三十三話 文化祭#4
「お待たせ、美月は?」
「もういま~す!」
「早!」
「じゃあ、後半の部、行きますか!」
「おう!」
後半の部も、前半の部同様。いや、それ以上にテンションを上げて取り組んでいた。だが、最終公演になるまで、陽夏の姿は現れなかった。
最初にランウェイを歩いているときも、倫也と共に歩いているときも、なぜだか陽夏の姿を探してしまっている俺がいた。
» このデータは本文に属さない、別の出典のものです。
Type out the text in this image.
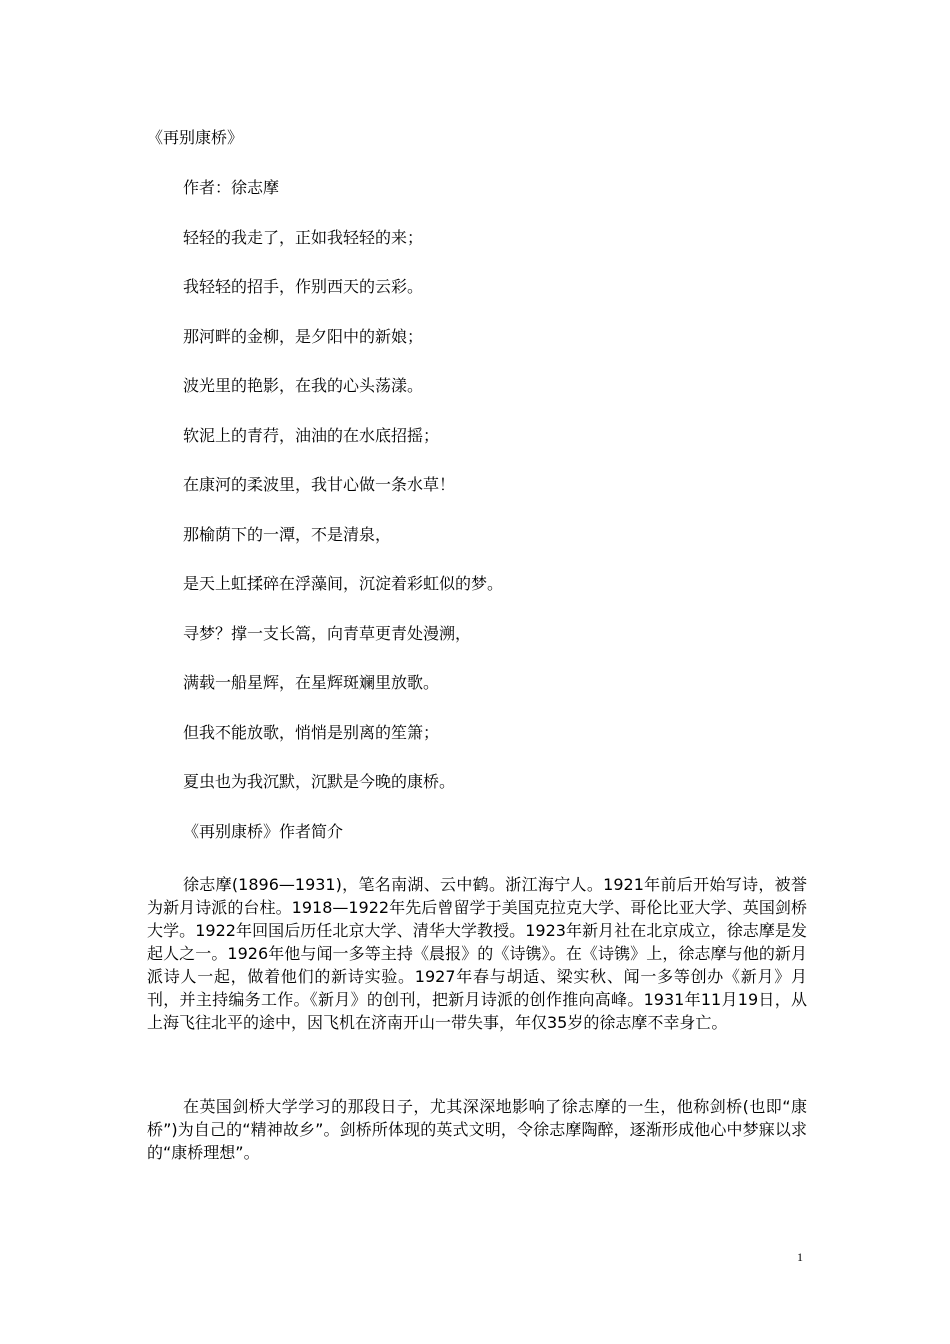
《再别康桥》
作者：徐志摩
轻轻的我走了，正如我轻轻的来；
我轻轻的招手，作别西天的云彩。
那河畔的金柳，是夕阳中的新娘；
波光里的艳影，在我的心头荡漾。
软泥上的青荇，油油的在水底招摇；
在康河的柔波里，我甘心做一条水草！
那榆荫下的一潭，不是清泉，
是天上虹揉碎在浮藻间，沉淀着彩虹似的梦。
寻梦？撑一支长篙，向青草更青处漫溯，
满载一船星辉，在星辉斑斓里放歌。
但我不能放歌，悄悄是别离的笙箫；
夏虫也为我沉默，沉默是今晚的康桥。
《再别康桥》作者简介
徐志摩(1896—1931)，笔名南湖、云中鹤。浙江海宁人。1921年前后开始写诗，被誉为新月诗派的台柱。1918—1922年先后曾留学于美国克拉克大学、哥伦比亚大学、英国剑桥大学。1922年回国后历任北京大学、清华大学教授。1923年新月社在北京成立，徐志摩是发起人之一。1926年他与闻一多等主持《晨报》的《诗镌》。在《诗镌》上，徐志摩与他的新月派诗人一起，做着他们的新诗实验。1927年春与胡适、梁实秋、闻一多等创办《新月》月刊，并主持编务工作。《新月》的创刊，把新月诗派的创作推向高峰。1931年11月19日，从上海飞往北平的途中，因飞机在济南开山一带失事，年仅35岁的徐志摩不幸身亡。
在英国剑桥大学学习的那段日子，尤其深深地影响了徐志摩的一生，他称剑桥(也即“康桥”)为自己的“精神故乡”。剑桥所体现的英式文明，令徐志摩陶醉，逐渐形成他心中梦寐以求的“康桥理想”。
1
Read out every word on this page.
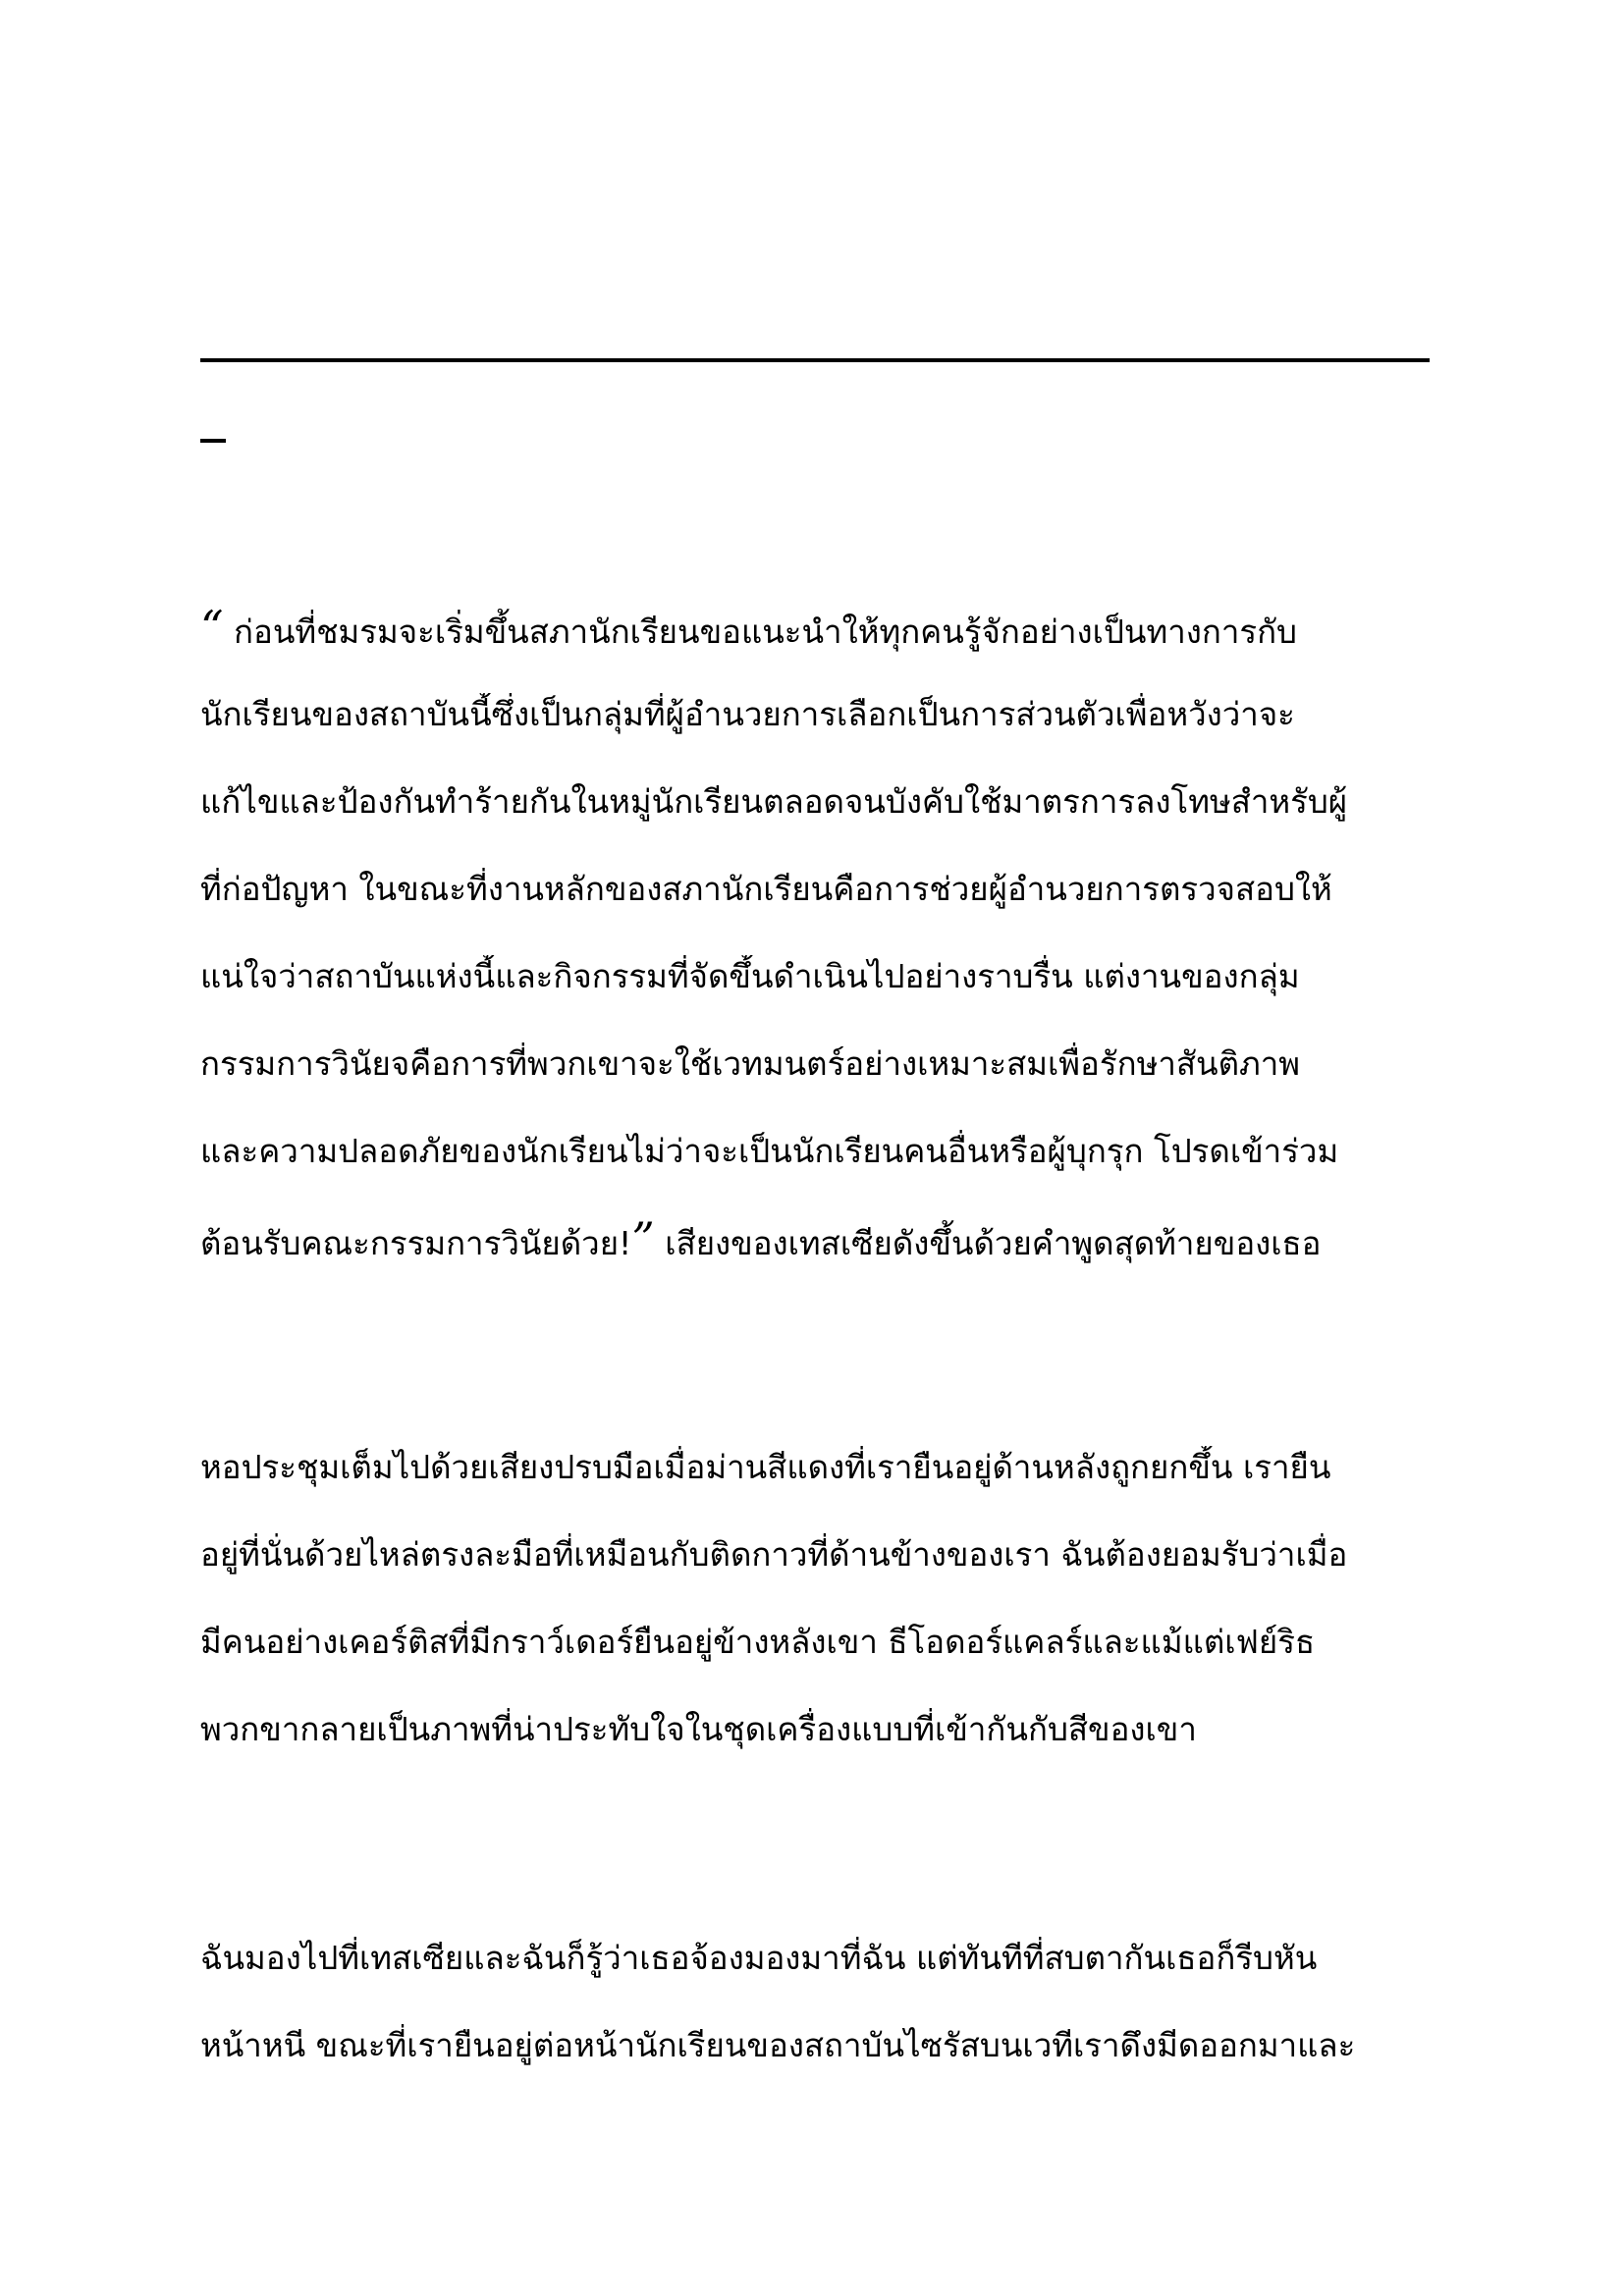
“ ก่อนที่ชมรมจะเริ่มขึ้นสภานักเรียนขอแนะนำให้ทุกคนรู้จักอย่างเป็นทางการกับ
นักเรียนของสถาบันนี้ซึ่งเป็นกลุ่มที่ผู้อำนวยการเลือกเป็นการส่วนตัวเพื่อหวังว่าจะ
แก้ไขและป้องกันทำร้ายกันในหมู่นักเรียนตลอดจนบังคับใช้มาตรการลงโทษสำหรับผู้
ที่ก่อปัญหา ในขณะที่งานหลักของสภานักเรียนคือการช่วยผู้อำนวยการตรวจสอบให้
แน่ใจว่าสถาบันแห่งนี้และกิจกรรมที่จัดขึ้นดำเนินไปอย่างราบรื่น แต่งานของกลุ่ม
กรรมการวินัยจคือการที่พวกเขาจะใช้เวทมนตร์อย่างเหมาะสมเพื่อรักษาสันติภาพ
และความปลอดภัยของนักเรียนไม่ว่าจะเป็นนักเรียนคนอื่นหรือผู้บุกรุก โปรดเข้าร่วม
ต้อนรับคณะกรรมการวินัยด้วย!” เสียงของเทสเซียดังขึ้นด้วยคำพูดสุดท้ายของเธอ
หอประชุมเต็มไปด้วยเสียงปรบมือเมื่อม่านสีแดงที่เรายืนอยู่ด้านหลังถูกยกขึ้น เรายืน
อยู่ที่นั่นด้วยไหล่ตรงละมือที่เหมือนกับติดกาวที่ด้านข้างของเรา ฉันต้องยอมรับว่าเมื่อ
มีคนอย่างเคอร์ติสที่มีกราว์เดอร์ยืนอยู่ข้างหลังเขา ธีโอดอร์แคลร์และแม้แต่เฟย์ริธ
พวกขากลายเป็นภาพที่น่าประทับใจในชุดเครื่องแบบที่เข้ากันกับสีของเขา
ฉันมองไปที่เทสเซียและฉันก็รู้ว่าเธอจ้องมองมาที่ฉัน แต่ทันทีที่สบตากันเธอก็รีบหัน
หน้าหนี ขณะที่เรายืนอยู่ต่อหน้านักเรียนของสถาบันไซรัสบนเวทีเราดึงมีดออกมาและ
そして、ラストに美月とランウェイを歩いているときに、教室の後ろの扉からオレンジ色をした一筋の光が、差し込んできた。ふと、視線を逸らすと、扉の陰から陽夏が現れ、中に入ってきた。陽夏の方を見ているとき、隣で美月がバタンと倒れた。
「立てるか?」
「無理そう」
「そうか……」
少しの思考の時間を経て、俺はお姫様抱っこをして、そのままランウェイを歩いた。その光景に、観客の子達もワーワーとわめき散らしていた。ステージの先端、ポージングに迷っていると、美月が、会場にいる全員に見せつけるかのように俺の頬にキスをしてきた。
「おいっ……」
「えへへ」
おどけて微笑みかけてくる美月の表情に胸が大きく弾むのを感じた。その時、再び教室の扉が開かれ、陽夏が飛び出していくのが見えた。俺は少し急ぎ足でランウェイを戻り、教室を飛び出した。
「拓斗、ラストのは?」
「悪い。参加できない」
後ろから聞こえてきた美月の声に適当に返事をし、陽夏の背中を追った。
「陽夏!待てよ!」
陽夏の腕を掴んだのは、秋の乾いた太陽が照り付ける屋上だった。
「陽夏。なんで逃げるんだよ」
「別に、逃げてなんか、ない……」
「あのさ、最近、俺の事避けてない?」
「避けてない」
陽夏は無表情で左下のコンクリートを眺めている。
「…………」
改めて考えてみたところ、俺はなぜ、陽夏を追いかけてきたのか分からなくなり、黙り込んでしまった。
2人の間には、長い沈黙が訪れた。聞こえてくるのは文化祭の喧騒と、風に揺れる自分たちの服の擦れる音だけだった。
「……あのさ、拓斗」
沈黙を破ったのは、意外にも陽夏だった。
「なに?」
「小さい頃にさ、2人でした約束……覚えてる?」
「約束……」
俺は、必死に記憶をたどった。だが、思い出されるのは自宅の庭でサッカーをしている絵や、近くの公園で開かれた小さなお祭りに行っていた、そんな記憶ばかりだった。
「そんなのしたっけ?ごめん、どんなのだった?」
忘れている記憶を取り戻すべく、陽夏に聞き返した。すると、陽夏は悲しそうな表情を浮かべ、屋上を飛び出していった。
「陽夏……」
俺は、陽夏との約束思い出そうと頭を悩ませながら教室に戻った。
「拓斗、どこ行ってたの?」
「まぁ、ちょっと……」
そして、文化祭最後の花火を教室の窓から見て、片付けをした。
「はぁ、疲れたぁ」
片づけを終え、俺はいち早く教室を出て寮戻り、ベッドの上にダイブした。
「約束って、何だよ……」
陽夏が屋上から飛び出していくとき、すれ違いざまに見えた陽夏の涙が、頭に焼き付いて離れなくなっていた。